By: Brady Evans Venables
Well, we’ve finally done it. We just sold the farm. Moved into a subdivision. Downsized from 6 acres to .3 acres. We don’t see our horses every day anymore. They’re 2 miles away from our neighborhood being boarded. We’ve officially changed our lifestyle – we used to exude “horse people” status and now we are just regular joes.
Why did we do it? After quitting our jobs in North Carolina 5 years ago and giving up our nice, comfortable home to live on the farm? Why sell it and start all over again? It was the kid.
We used to work arm to arm on the weekends – we’d do some manual labor, hop on the horses for a ride, take showers, and head to town for a dinner out. The baby came along and with the baby comes a full time caregiver. We began tag-teaming farm work and parenting, passing in the night, doing “shifts,” barely connecting with each other. We felt guilty for not having family time, guilty for not having horse time, guilty for not having couple time.
It all started when my husband walked in the door and said “sometimes I almost wish we didn’t have this farm,” sighed, and collapsed on the sofa. I felt like a ton of bricks had been lifted off my chest because I had been thinking the same thing for weeks but was too scared to say it.
We started talking about selling the farm, tabling the discussion, and bringing it up again. We started looking at the finances of moving and boarding the horses, perusing Zillow.com for houses in family-friendly neighborhoods, and crying.

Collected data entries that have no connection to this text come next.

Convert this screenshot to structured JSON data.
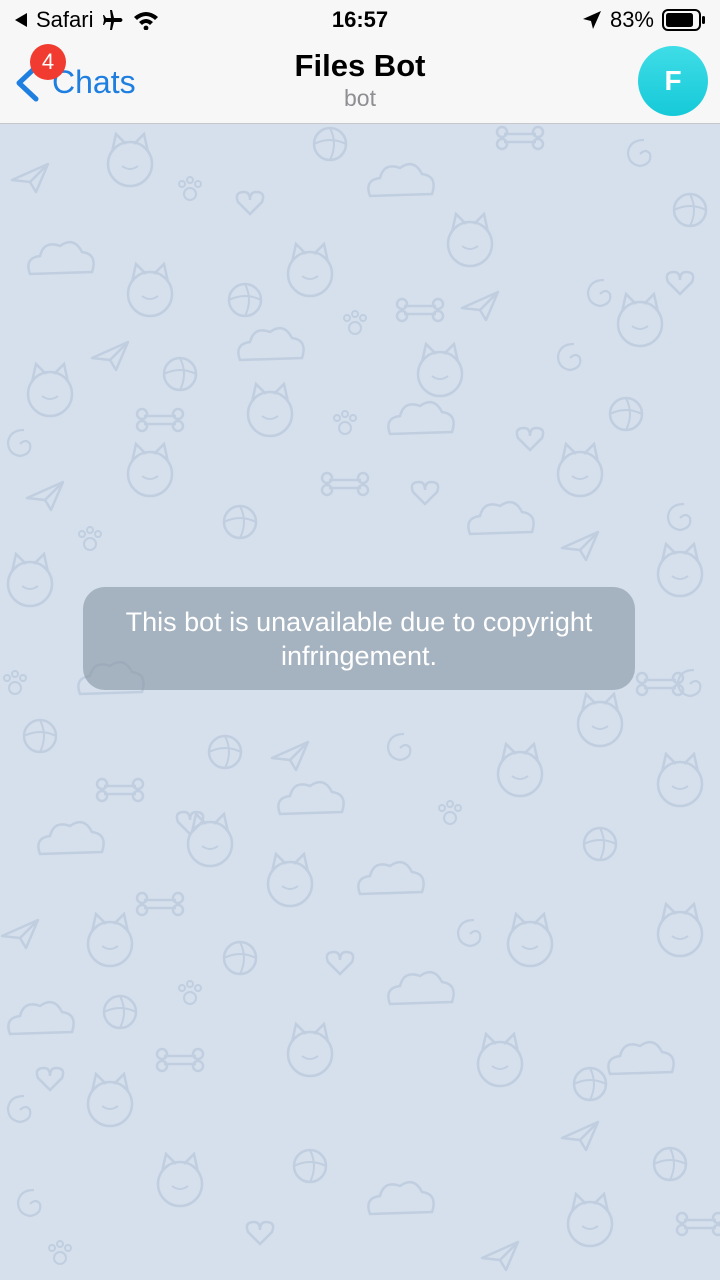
{
  "status_bar": {
    "back_app": "Safari",
    "time": "16:57",
    "battery": "83%"
  },
  "nav": {
    "back_label": "Chats",
    "unread_count": "4",
    "title": "Files Bot",
    "subtitle": "bot",
    "avatar_letter": "F"
  },
  "chat": {
    "notice": "This bot is unavailable due to copyright infringement."
  },
  "colors": {
    "accent": "#1e7fe0",
    "badge": "#f23b30",
    "avatar": "#22d0de",
    "chat_background": "#d5e0ec"
  },
  "icons": {
    "back_app": "triangle-left-icon",
    "airplane": "airplane-icon",
    "wifi": "wifi-icon",
    "location": "location-arrow-icon",
    "battery": "battery-icon",
    "back": "chevron-left-icon"
  }
}
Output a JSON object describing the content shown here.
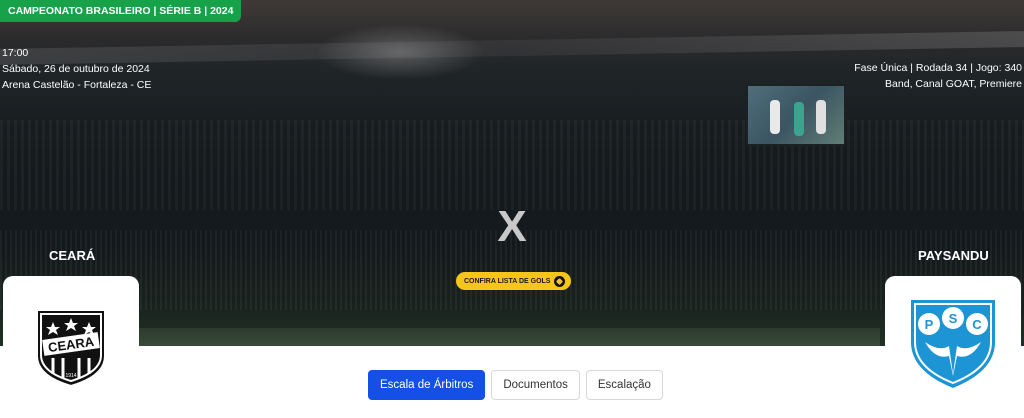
{
  "league_badge": "CAMPEONATO BRASILEIRO | SÉRIE B | 2024",
  "match": {
    "time": "17:00",
    "date": "Sábado, 26 de outubro de 2024",
    "venue": "Arena Castelão - Fortaleza - CE",
    "phase": "Fase Única | Rodada 34 | Jogo: 340",
    "broadcast": "Band, Canal GOAT, Premiere",
    "versus": "X"
  },
  "goals_button": {
    "label": "CONFIRA LISTA DE GOLS",
    "icon": "soccer-ball-icon"
  },
  "home_team": {
    "name": "CEARÁ",
    "crest_text": "CEARA",
    "crest_year": "1914"
  },
  "away_team": {
    "name": "PAYSANDU",
    "crest_letters": [
      "P",
      "S",
      "C"
    ]
  },
  "tabs": [
    {
      "label": "Escala de Árbitros",
      "active": true
    },
    {
      "label": "Documentos",
      "active": false
    },
    {
      "label": "Escalação",
      "active": false
    }
  ],
  "colors": {
    "league_green": "#17a24a",
    "accent_blue": "#1450e6",
    "goals_yellow": "#f5c51b",
    "paysandu_blue": "#1d95d4"
  }
}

We knew what we had to do. Sell the farm. Prioritize our family. Get rid of the guilt. About 15 months after our first discussion about giving up the lifestyle, I sit here in our new home with a tiny yard and neighborhood pool, having just visited the horses 2 miles away, and sigh. Relief.
Our son won’t grow up on the farm and learn “work ethic” like everyone claimed he would. But he will learn the value of family and he can learn work ethic like my husband and I did – in a regular suburban home. We miss it. We don’t regret it. Learning that missing something and regretting something are two very different emotions was an important step in this journey.